A prominent attorney donated more than $200,000 against an Adams County judge's retention election. But that did not mean the judge should have recused himself from a case involving the firm's lawyers, the Colorado Court of Appeals ruled on Thursday.
“[W]e conclude that the motion to disqualify did not, as a matter of law, allege sufficient facts supporting a reasonable inference of actual or apparent bias or prejudice to require disqualification,” wrote former Justice Alex J. Martinez, who sat on the appeals panel at the chief justice’s direction.
Another driver caused a car accident that injured Lyubov Bocian in September 2016. After settling with the driver’s insurance company, Bocian sought to recover lost wages from her insurer due to her inability to return to work for six months. An economist estimated for her that the income forgone was $63,600 due to her injuries.
Bocian’s insurance offered her $15,000, and she in turn sued for breach of contract.
At trial, Bocian attempted to disqualify Adams County District Judge Edward C. Moss from her case, alleging that he was biased against her attorneys at Franklin D. Azar and Associates. The Colorado Rules of Civil Procedure require a judicial substitution if there is a reasonable inference of a judge’s partiality toward either of the litigants or opposing counsel.
Bocian alleged that in two prior cases involving Azar’s lawyers, Moss denied motions that would have advantaged the firm’s clients. In a third case, Moss supposedly made comments that accused an Azar lawyer of malpractice. Martinez wrote that Bocian did not produce further documentation of the malpractice comment, but “accepting these allegations as true, we find them insufficient as a matter of law to allow us to reasonably infer the judge’s actual or apparent prejudice or bias against Bocian’s counsel.”
The appellate court did not find Moss exhibited any hostility or prejudice toward the Azar firm based on his actions, nor did the panel determine that Moss harbored ill will because Azar himself made a $224,000 campaign contribution against Moss’s retention election in 2018. The Colorado Sun reported at the time that the contribution stemmed from Azar’s resentment over how Moss handled the cases that Bocian cited.
The Great Judges for a Great Colorado campaign ran advertisements saying that Moss had “consistently taken the side of big shots, like the big insurance companies, over people like you.”
During the retention election, the 17th Judicial District Commission on Judicial Performance unanimously determined Moss met performance standards, noting that he was “a well-respected leader in the Colorado court system when it comes to judicial ethics and ethics education.” Moss, the former mayor of Westminster, is a member of the Colorado Bar Association Ethics Committee and became a judge in 2004. The judge prevailed in his election with just under two-thirds support from voters.
The appellate court found there was no overt evidence that Moss knew about the campaign contributions or referenced them in Bocian’s case.
“Whether Azar’s contribution put the judge in a position creating an appearance of bias or prejudice is a closer question,” Martinez wrote.

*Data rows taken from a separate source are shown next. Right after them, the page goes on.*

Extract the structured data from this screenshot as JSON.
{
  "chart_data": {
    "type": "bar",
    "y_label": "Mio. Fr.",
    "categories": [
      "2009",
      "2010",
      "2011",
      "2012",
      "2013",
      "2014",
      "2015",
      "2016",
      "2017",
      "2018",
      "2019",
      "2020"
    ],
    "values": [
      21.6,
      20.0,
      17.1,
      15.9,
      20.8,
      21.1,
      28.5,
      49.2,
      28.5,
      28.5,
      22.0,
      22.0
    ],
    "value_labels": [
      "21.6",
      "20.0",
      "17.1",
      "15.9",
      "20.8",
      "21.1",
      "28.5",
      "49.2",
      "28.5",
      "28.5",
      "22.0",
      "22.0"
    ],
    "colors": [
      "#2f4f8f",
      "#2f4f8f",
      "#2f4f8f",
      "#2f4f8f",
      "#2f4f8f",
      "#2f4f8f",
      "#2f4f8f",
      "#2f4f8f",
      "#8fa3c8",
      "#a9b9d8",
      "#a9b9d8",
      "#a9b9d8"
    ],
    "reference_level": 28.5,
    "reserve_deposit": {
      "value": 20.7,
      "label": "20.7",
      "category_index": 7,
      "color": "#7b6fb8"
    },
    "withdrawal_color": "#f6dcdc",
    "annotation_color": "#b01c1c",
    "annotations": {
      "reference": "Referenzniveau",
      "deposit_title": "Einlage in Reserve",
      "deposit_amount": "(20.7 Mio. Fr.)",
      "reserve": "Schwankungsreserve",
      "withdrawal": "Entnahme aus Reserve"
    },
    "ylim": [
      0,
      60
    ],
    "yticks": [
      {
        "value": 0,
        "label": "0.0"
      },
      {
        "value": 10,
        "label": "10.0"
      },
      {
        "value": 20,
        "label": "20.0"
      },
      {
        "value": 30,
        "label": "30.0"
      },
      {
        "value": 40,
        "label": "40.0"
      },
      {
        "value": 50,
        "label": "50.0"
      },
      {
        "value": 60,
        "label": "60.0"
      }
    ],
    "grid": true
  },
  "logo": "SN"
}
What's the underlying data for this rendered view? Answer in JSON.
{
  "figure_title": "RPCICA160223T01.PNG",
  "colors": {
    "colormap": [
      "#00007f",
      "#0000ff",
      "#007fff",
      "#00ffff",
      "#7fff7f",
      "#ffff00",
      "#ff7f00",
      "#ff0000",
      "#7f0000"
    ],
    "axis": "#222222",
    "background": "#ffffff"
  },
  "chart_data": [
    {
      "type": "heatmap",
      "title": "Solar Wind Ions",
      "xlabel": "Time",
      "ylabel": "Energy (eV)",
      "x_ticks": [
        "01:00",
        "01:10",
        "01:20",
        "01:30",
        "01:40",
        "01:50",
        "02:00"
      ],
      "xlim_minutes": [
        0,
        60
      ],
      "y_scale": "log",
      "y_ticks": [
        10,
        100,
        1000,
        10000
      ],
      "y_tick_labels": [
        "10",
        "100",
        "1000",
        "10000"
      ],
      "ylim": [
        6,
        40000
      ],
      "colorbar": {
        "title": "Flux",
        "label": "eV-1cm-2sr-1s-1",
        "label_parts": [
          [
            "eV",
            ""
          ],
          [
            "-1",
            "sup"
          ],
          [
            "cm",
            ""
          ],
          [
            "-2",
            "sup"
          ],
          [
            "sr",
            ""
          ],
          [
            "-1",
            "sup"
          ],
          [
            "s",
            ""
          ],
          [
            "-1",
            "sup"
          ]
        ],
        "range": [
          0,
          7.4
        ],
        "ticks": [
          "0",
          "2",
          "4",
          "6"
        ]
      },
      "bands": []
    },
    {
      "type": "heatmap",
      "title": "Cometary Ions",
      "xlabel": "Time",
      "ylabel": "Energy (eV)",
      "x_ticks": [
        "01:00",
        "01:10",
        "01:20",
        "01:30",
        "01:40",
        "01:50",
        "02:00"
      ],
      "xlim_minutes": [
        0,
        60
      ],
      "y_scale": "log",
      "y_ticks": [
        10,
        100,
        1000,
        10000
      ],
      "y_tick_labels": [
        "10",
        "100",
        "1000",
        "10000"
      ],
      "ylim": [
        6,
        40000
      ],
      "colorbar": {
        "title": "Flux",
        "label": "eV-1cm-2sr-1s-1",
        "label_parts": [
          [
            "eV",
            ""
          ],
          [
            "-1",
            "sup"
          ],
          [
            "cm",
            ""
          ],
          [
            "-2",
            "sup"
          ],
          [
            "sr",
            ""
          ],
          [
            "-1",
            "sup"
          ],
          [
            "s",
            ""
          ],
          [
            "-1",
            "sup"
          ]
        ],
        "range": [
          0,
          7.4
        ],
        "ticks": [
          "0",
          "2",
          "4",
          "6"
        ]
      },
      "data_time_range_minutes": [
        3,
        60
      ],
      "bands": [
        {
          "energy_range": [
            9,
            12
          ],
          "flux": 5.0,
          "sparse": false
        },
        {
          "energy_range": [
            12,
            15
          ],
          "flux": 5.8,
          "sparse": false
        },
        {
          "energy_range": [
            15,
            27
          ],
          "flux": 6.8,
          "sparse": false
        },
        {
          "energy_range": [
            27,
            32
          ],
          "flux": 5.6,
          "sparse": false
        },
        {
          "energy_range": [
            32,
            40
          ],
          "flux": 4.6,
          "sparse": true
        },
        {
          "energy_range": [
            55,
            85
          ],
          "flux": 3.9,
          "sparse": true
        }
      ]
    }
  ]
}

In the 2009 case of Caperton v. A. T. Massey Coal Co., the U.S. Supreme Court decided by a 5-4 vote that a West Virginia supreme court justice should have recused himself from a case in which the CEO of one of the litigants contributed $3 million to his election. The court said that the appearance of bias, rather than proven bias, was reason enough to recuse.
However, in a 1981 case before the Colorado Supreme Court, the court ruled that the defendant’s death threats against a judge were not enough to force disqualification. To substitute the judge “would enable a defendant to use vulgarity and threats to disqualify every judge that did not measure up to his own particular specifications or requirements,” wrote Justice William H. Erickson in a concurring opinion.
The appellate court similarly determined that a law firm should not be able to make strategic campaign contributions to “shop” for judges, and that there was insufficient “context to consider the relative size and effect of the contribution” on Moss’s handling of the case.
The panel also dismissed Bocian’s claim that Moss acted derisively toward the economist who estimated her damages, finding that the judge was merely determining whether the “methodology was reasonably reliable.” Although Bocian quoted Moss as using the words “quackery” or “bologna,” the appellate panel pointed out that Moss employed such language for a hypothetical example. The court deemed Moss to have committed no error by excluding the economist’s expert testimony from the trial because of questionable methodology.
In the absence of the economist’s $63,600 estimate of Bocian’s lost wages, Bocian herself calculated for the trial that she was owed $19,200. A jury ultimately awarded her $90,000.
Emails sent to the Azar firm and the 17th Judicial District seeking comment were not immediately returned.
The case is Bocian v. Owners Ins. Co.